Over a period of time, both Russia and Great Britain settled on making Afghanistan a buffer state between the two in true sense. Afghan King Abdul Rehman, called the Iron Amir, proved to be more pragmatic and wiser and it is he who sat down with the foreign minister of the Raj, Mortimer Durand in 1893, and finalised the contours of the boundary between Afghanistan and British India, known as the Durand Line. This very policy of neutrality was carried forward by Nadir Shah and his family who used it to squeeze resources out of both sides (first from Russia and Great Britain and then from the Soviet Union and the USA). It is during their rule that Soviet Union built the two-mile long Salang Tunnel at 11,100 feet, besides laying down a vast network of roads, bridges, reservoirs etc. while US started work on the prestigious Helmand Valley Project and many others in different fields.

At this point of time, Afghanistan was opening up and moving forward when suddenly Sardar Daud was deposed and after a few years Soviet Union physically intervened. These developments intensified the ferocious contest between the two world powers. The rest is history - well known to everyone. Since then, Afghanistan is burning and Pakistan got sucked into this quagmire because of unavoidable regional imperatives.

Before I end it, one pertinent question: is the Great Game in this region now over?

To my mind, it is not. In and around the region encompassing Central Asia, Afghanistan and Pakistan, a far bigger New Game is in the offing.

How and why and with which players?

 

The Emerging New Great Game

The content of this Great Game will be vividly clear if we look at what lies below the landmass from Black Sea to Central Asia.

The combined proved crude reserves under the Caspian Sea alone are nearly twice those of the entire United States. The border areas of Russia and Kazakhstan contain an estimated 42 trillion cubic feet of natural gas as well as liquefied gas and crude oil. The potential of Kurdistan is evident from the fact that per day yield of its one well, Taq Taq, has now risen to 250,000 which in 2007 was merely 2,000. The Donbas Basin that straddles Ukraine's eastern frontier with Russia has extractable reserves of coal deposits of around 10 billion tons. This area also has reserves of 1.4 billion barrels of oil, 2.4 billion cubic feet of natural gas and considerable estimated volumes of natural gas liquids.

Turkmenistan has more than 700 trillion cubic feet of natural gas below its ground, the fourth largest supplies in the world. The goldmines of Uzbekistan and Kyrgyzstan that form part of the Tian Shan belt are second only to those of South Africa for the size of its deposits. Kazakhstan is rich in rare earth deposits such as beryllium and dysprosium that are vital for the manufacture of mobile phones, laptops and rechargeable batteries. Kazakhstan also has deposits of uranium and plutonium that are essential for nuclear energy and nuclear warheads.

Even the earth of this huge landmass is rich and valuable. Once, it was the horses of Central Asia (sold more than 100,000 in a year) that were a prized commodity in India and China. Today large parts of the grazing land of the steppes have been transformed to become astonishingly productive grain fields of Southern Russia and Ukraine (the wheat belt which Hitler tried to snatch from Soviet Union and where his forces bogged down and ultimately lost the Great War).

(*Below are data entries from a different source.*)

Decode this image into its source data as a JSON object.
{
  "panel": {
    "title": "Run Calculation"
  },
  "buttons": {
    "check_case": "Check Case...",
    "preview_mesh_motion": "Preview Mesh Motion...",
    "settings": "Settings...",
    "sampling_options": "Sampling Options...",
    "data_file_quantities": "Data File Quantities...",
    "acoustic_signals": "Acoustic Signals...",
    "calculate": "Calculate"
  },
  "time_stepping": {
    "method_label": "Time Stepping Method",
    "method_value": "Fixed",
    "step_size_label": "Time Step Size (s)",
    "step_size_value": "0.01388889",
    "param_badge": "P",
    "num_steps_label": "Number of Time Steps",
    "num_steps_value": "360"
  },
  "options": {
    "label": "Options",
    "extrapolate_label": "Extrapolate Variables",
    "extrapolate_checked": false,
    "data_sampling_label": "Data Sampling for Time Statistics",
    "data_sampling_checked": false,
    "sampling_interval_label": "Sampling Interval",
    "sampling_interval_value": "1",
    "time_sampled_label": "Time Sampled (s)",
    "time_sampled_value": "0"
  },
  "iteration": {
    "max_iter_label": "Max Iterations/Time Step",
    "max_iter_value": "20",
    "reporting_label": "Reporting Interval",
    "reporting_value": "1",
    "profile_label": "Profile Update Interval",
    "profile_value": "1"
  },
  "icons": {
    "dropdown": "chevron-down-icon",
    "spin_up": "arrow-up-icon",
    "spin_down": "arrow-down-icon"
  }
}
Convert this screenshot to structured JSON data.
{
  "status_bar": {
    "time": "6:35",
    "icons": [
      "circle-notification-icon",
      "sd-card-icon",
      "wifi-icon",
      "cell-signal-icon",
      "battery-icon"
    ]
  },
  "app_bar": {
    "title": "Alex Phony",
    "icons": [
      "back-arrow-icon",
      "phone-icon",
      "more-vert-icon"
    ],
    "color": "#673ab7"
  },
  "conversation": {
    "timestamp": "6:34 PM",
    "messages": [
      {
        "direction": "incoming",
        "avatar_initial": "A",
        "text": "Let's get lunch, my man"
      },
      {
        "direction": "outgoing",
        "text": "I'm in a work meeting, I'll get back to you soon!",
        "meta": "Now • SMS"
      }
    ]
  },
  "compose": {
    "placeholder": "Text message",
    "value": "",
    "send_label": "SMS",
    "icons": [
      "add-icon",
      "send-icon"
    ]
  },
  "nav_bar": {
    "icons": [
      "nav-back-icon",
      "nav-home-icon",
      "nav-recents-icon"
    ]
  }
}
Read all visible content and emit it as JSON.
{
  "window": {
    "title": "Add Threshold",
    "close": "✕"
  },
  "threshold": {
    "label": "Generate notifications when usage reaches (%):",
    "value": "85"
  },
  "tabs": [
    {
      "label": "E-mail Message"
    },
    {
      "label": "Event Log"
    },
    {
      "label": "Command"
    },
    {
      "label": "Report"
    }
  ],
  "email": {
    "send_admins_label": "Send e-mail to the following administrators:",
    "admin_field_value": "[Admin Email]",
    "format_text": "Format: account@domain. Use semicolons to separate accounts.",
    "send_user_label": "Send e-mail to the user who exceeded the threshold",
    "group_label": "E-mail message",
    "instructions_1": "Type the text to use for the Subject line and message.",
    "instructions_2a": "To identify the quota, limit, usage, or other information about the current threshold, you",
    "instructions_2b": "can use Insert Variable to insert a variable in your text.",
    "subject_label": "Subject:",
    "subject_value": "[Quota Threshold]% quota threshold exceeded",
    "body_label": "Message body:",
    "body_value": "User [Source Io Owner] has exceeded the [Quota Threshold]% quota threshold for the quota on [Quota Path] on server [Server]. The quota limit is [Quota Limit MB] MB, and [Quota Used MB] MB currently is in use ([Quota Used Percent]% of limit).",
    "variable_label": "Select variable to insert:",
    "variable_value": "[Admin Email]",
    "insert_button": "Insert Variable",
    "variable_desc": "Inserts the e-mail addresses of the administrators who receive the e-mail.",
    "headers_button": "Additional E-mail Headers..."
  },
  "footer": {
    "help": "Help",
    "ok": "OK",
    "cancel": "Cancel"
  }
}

Interesting to note that one NGO has found that close to a billion dollars' worth of soil of this belt is dug up as such and sold annually in Ukraine alone.

When we add the dynamics of Gawadar and Chahbahar ports to this, and the bitter rivalries between USA and India on the one side and China and Russia on the other, and the overarching reach of One Belt, One Road/CPEC in the regional chessboard of dominance, we can rest assured that much more is in the offing in future in this part of the Eurasian tableland.